Business leaders, he added, should keep their people motivated by constantly communicating to them about what they want their company to be known for.
Menguin said creating social pressure, wherein a workforce is so saturated with people who are “catalysts for change” that others will follow suit, eventually creates a culture of social responsibility within the organization.
He added that businesses can transform the impact of their everyday actions into conscious collective movements of good choices.
“A simple action can create a ripple of change,” said Menguin.
Business with a cause
For Department of Trade and Industry (DTI) Central Visayas and Negros Island Region Director Asteria Caberte, social entrepreneurship is simply “business with a cause” aimed to reduce poverty.
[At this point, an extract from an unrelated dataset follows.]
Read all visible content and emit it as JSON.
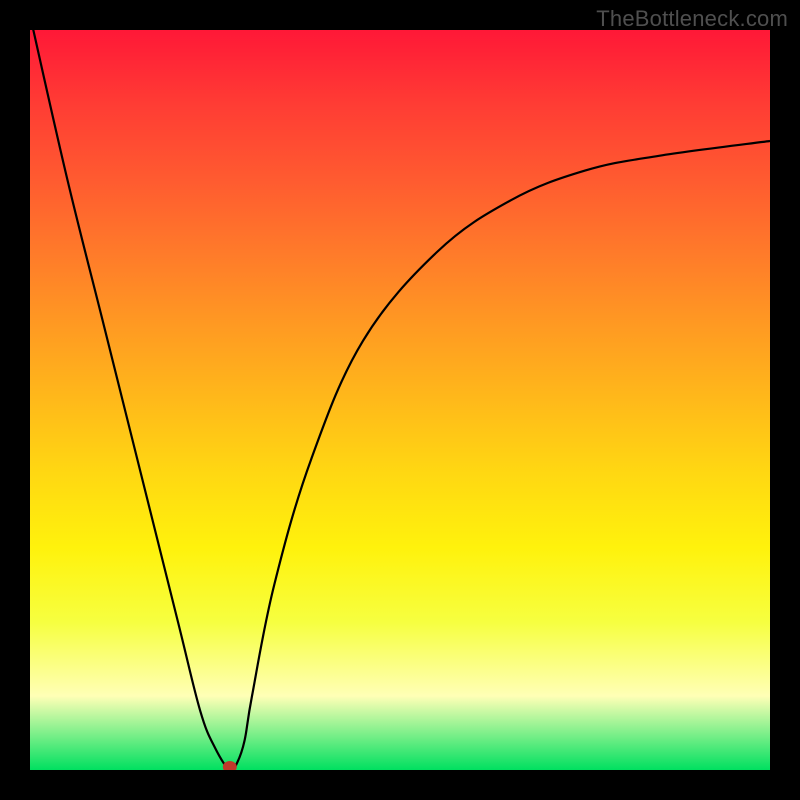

She said this kind of enterprise leverages on available resources to increase income generation as well as alleviate the situation of the poor.
“This closes the inequality gap through the reflow of profits to the community,” she said in her keynote speech during the same conference.
Citing a study, Caberte said that in the Philippines, social entrepreneurship has reached out to 2.5 million Filipinos living below the poverty line and this number is seen to grow twice with support from the government.
In Cebu, Caberte said the Cebu Chamber of Commerce and Industry (CCCI) is among organizations promoting social entrepreneurship, providing advice to entrant businesses, venues for networking, and promoting these enterprises.
She said the DTI, on the other hand, has also implemented programs that highlight social entrepreneurship as a means to overcoming difficulties including the establishment of Shared Service Facilities and Negosyo Centers, among others.
This strengthened partnership between the government and private sectors becomes a support system for micro, small, and medium enterprises (MSMEs) whose growth will eventually spur economic growth.